Too much info? Not finding enough?

  • Narrower or broader your search. 
  • How? Keywords will vary your results.
  • Use Help -- Each search tool has a Help file which will show you how to get the best results.

Boolean Searching

We use the words AND, OR, and NOT everyday in conversation without even thinking about them. But when we use these common words in a search engine (like Google), the library catalog, or a database they become powerful search tools.

Operator Examples Results
AND business AND ethics
cooking AND Spain
Retrieves records that contain     
ALL of the search terms.
OR hotels OR motels
www OR world wide web
theater OR theatre
Retrieves records that contain
ANY of the search terms, but
does not necessarily include
all of them
NOT java NOT coffee
Clinton NOT (William OR Bill)
Excludes records containing
the second search term.



Remember to evaluate websites for reliability and accuracy before you use them in your research assignments.

What operator should I use?

You have to experiment with different search strategies when you are doing research. Sorry, there's just no way around it. Boolean Operators can help you save time because they can improve your search results, but it's important to know when and why to use each one.

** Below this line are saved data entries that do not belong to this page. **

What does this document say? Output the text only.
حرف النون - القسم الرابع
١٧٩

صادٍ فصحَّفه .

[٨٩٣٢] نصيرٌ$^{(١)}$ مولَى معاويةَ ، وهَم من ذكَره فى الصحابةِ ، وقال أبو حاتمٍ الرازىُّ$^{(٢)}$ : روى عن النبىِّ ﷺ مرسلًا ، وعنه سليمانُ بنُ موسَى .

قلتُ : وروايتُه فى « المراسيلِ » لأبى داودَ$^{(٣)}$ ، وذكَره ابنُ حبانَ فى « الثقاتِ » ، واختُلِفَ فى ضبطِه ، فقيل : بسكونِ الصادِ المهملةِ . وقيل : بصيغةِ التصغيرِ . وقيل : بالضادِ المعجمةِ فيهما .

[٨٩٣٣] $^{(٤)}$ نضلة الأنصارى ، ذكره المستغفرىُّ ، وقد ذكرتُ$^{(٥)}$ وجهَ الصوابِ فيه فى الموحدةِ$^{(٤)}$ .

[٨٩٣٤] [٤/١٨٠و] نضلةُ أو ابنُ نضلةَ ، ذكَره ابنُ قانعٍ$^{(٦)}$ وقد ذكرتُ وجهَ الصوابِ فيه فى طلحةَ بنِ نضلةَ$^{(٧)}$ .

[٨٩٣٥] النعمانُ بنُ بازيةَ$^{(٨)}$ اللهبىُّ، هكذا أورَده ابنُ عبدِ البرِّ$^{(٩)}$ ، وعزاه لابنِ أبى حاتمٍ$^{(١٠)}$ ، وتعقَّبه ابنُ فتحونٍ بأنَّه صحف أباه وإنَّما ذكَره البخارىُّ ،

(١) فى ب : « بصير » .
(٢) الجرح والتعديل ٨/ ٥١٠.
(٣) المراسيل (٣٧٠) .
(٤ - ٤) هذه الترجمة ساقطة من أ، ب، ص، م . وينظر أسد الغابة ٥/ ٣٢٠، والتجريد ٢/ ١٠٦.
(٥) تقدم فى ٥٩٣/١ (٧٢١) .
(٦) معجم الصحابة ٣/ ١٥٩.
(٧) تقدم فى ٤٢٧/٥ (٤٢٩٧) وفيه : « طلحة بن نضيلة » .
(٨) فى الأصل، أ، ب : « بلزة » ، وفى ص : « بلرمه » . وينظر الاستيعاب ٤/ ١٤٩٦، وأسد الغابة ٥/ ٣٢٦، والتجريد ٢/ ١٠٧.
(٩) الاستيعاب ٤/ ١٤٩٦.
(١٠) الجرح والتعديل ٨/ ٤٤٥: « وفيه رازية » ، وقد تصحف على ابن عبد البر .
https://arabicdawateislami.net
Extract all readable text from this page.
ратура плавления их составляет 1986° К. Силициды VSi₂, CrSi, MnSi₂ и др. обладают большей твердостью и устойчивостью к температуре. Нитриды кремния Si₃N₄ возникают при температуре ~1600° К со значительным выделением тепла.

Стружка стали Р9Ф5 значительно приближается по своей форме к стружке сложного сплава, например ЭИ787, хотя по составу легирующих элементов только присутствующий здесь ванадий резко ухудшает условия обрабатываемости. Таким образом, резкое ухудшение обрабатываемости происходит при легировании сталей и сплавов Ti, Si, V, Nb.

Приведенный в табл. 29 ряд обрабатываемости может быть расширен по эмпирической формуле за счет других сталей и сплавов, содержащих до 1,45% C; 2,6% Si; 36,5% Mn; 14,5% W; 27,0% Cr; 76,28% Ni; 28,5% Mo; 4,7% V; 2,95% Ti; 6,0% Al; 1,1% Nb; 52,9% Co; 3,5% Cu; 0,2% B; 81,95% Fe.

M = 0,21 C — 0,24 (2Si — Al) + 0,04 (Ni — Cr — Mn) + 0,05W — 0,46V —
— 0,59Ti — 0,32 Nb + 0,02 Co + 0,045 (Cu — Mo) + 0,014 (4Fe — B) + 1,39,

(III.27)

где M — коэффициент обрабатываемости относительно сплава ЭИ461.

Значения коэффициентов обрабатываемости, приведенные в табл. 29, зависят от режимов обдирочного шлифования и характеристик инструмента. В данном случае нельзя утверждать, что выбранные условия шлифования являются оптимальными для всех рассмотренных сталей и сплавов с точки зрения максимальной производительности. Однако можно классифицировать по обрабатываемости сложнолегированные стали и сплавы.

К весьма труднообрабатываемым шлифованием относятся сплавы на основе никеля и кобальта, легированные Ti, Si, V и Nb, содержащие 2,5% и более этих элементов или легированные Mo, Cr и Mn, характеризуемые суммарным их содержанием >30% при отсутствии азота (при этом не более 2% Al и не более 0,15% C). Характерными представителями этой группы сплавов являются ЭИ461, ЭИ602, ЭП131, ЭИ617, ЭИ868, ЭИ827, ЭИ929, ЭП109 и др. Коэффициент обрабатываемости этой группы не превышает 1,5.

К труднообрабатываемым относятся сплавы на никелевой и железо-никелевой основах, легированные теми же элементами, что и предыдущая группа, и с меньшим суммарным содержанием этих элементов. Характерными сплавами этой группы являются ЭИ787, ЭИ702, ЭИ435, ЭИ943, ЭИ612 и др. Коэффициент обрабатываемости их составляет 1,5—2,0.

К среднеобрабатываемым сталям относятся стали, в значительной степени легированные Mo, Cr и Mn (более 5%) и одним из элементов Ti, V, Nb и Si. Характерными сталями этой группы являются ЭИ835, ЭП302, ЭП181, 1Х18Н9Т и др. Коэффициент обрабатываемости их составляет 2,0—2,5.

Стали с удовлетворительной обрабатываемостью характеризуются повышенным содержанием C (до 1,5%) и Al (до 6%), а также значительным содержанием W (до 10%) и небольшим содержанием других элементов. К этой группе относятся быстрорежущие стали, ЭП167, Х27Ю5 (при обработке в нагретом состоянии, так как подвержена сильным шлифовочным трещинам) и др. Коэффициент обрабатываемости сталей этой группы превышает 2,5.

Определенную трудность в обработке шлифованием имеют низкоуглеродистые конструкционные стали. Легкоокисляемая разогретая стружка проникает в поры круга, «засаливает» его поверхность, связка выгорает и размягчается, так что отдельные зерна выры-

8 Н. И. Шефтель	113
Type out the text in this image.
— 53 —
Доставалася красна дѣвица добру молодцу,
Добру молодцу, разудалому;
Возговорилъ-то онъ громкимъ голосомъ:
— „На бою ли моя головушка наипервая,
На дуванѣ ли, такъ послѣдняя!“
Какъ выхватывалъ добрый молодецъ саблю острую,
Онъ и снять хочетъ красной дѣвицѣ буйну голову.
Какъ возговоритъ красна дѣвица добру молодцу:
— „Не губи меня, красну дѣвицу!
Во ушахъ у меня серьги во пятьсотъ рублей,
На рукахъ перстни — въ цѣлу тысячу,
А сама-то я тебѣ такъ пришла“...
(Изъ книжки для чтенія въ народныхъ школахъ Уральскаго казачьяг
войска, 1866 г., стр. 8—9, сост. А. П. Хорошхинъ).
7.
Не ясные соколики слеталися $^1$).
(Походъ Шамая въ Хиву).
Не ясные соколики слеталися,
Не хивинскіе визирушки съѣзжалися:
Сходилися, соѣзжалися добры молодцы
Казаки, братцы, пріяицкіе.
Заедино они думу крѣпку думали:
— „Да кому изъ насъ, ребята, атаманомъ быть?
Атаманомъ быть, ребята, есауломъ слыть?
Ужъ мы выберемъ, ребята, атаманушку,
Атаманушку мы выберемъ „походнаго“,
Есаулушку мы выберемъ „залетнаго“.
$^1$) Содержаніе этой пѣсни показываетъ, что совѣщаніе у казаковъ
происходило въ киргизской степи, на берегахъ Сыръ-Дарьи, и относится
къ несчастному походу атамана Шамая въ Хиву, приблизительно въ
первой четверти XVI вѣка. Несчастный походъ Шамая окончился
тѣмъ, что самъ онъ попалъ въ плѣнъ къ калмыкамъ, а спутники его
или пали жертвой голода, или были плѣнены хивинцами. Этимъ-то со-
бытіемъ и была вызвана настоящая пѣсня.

For example, let's use the research question "Do soft drinks contribute to childhood obesity?" Most databases give you the option to select Boolean Operators right on the search screen, so all you have to do is select the operator you want from a drop down box between search lines.

Here's some advice:

Use AND when your research topic has more than one key term/idea that must be present in all of your search results. In this example, the key points are "soft drinks" and "childhood obesity." Searching with AND gives you fewer results because you're telling the database that you will only accept results that include both of your search terms.


Use OR when your research topic has synonyms which different authors may use interchangeably, for example "soft drinks" and "soda." This way, you won't miss out on potentially important search results because a paper or book was written with different wording than you are searching under. Searching with OR gives you more results, because you are telling the database that you're willing to accept any result that includes at least one of your search terms.

Use NOT when your research topic is often closely associated with another concept you do not want information about, for example if you are researching soft drinks and childhood obesity, but do not want information about vending machines in schools. Searching with NOT gives you fewer results because you're telling the database that you will only accept results that include one of your search terms by itself.